Speaking of, Xgau recommended the new Joey Badass release in his Expert Witness column today, so I dipped my toe in that musical pond. Badass has never moved me much, but his social commentary on All-Amerikkkan Badass was just what the doctor ordered for this dude, who today finished the highly-recommended anthology Tale of Two Americas. Here, listen to the whole thing free!
The weekend has presented itself, so I hope to leave something more coherent tomorrow.
“Rock and roll is about attitude. You don’t have to play the best guitar.”
Yesterday, I was back to work tutoring and trying to catch up on my reading (I shoot for 100 books a year, and as of yesterday morning I had not finished one).

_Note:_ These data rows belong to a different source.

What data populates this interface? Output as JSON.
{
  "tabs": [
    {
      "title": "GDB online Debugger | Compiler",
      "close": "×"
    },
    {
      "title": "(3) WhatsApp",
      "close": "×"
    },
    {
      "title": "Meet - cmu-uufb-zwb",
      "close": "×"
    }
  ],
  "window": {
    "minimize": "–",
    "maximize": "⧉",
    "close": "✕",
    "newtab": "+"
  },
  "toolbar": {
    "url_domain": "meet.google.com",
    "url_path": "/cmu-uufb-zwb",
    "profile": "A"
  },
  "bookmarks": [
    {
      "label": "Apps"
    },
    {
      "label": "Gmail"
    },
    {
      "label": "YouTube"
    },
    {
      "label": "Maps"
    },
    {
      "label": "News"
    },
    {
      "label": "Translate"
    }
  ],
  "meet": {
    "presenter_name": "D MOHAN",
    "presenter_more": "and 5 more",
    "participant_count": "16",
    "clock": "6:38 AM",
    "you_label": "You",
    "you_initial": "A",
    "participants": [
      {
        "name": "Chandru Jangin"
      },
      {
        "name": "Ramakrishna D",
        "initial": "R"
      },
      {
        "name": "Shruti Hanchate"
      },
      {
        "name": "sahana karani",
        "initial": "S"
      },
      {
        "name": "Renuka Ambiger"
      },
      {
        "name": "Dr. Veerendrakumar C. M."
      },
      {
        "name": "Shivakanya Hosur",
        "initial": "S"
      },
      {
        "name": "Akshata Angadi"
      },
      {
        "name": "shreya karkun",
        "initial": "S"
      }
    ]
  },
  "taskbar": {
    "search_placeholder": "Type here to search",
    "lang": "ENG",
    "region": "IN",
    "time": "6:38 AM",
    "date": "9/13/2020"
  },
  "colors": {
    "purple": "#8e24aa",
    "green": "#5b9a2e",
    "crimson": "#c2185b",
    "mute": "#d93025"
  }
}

I listened to much music out of the corner of my ear, but I am too harried at present to connect it, so on days like these–to meet my goal of posting once a day, I am just going to list-and-one-liner.
CupcaKke (pictured above): Ephora – Featuring the first song I’ve heard in awhile that’s made me blush.
Lil’ Band of Gold – Cajun supergroup fronted by ebullient driving accordianist Steve Riley, with avant garde saxophonist (Dickie Landry) as secret weapon, calls out to benighted Texas Tornados fans.
Moor Mother: Fetish the Bones – Radical poet riding rap rhythms redolent in attack of, um, The Pop Group.
Pink Floyd: Relics – Out of the blue I’ve found a Pink Floyd album I really, really like, and it’s (glorious) patchwork.
Roswell Rudd: Embrace – What a nice album to leave us with before he stepped on a rainbow (here, sample a song)!
Archie Shepp: Attica Blues – Legendary–at least much-discussed–jazz (though often not jazZY) concept album not as angry and far more romantic than the title would suggest.
“You got your radio turned down too low–TURN IT UP!”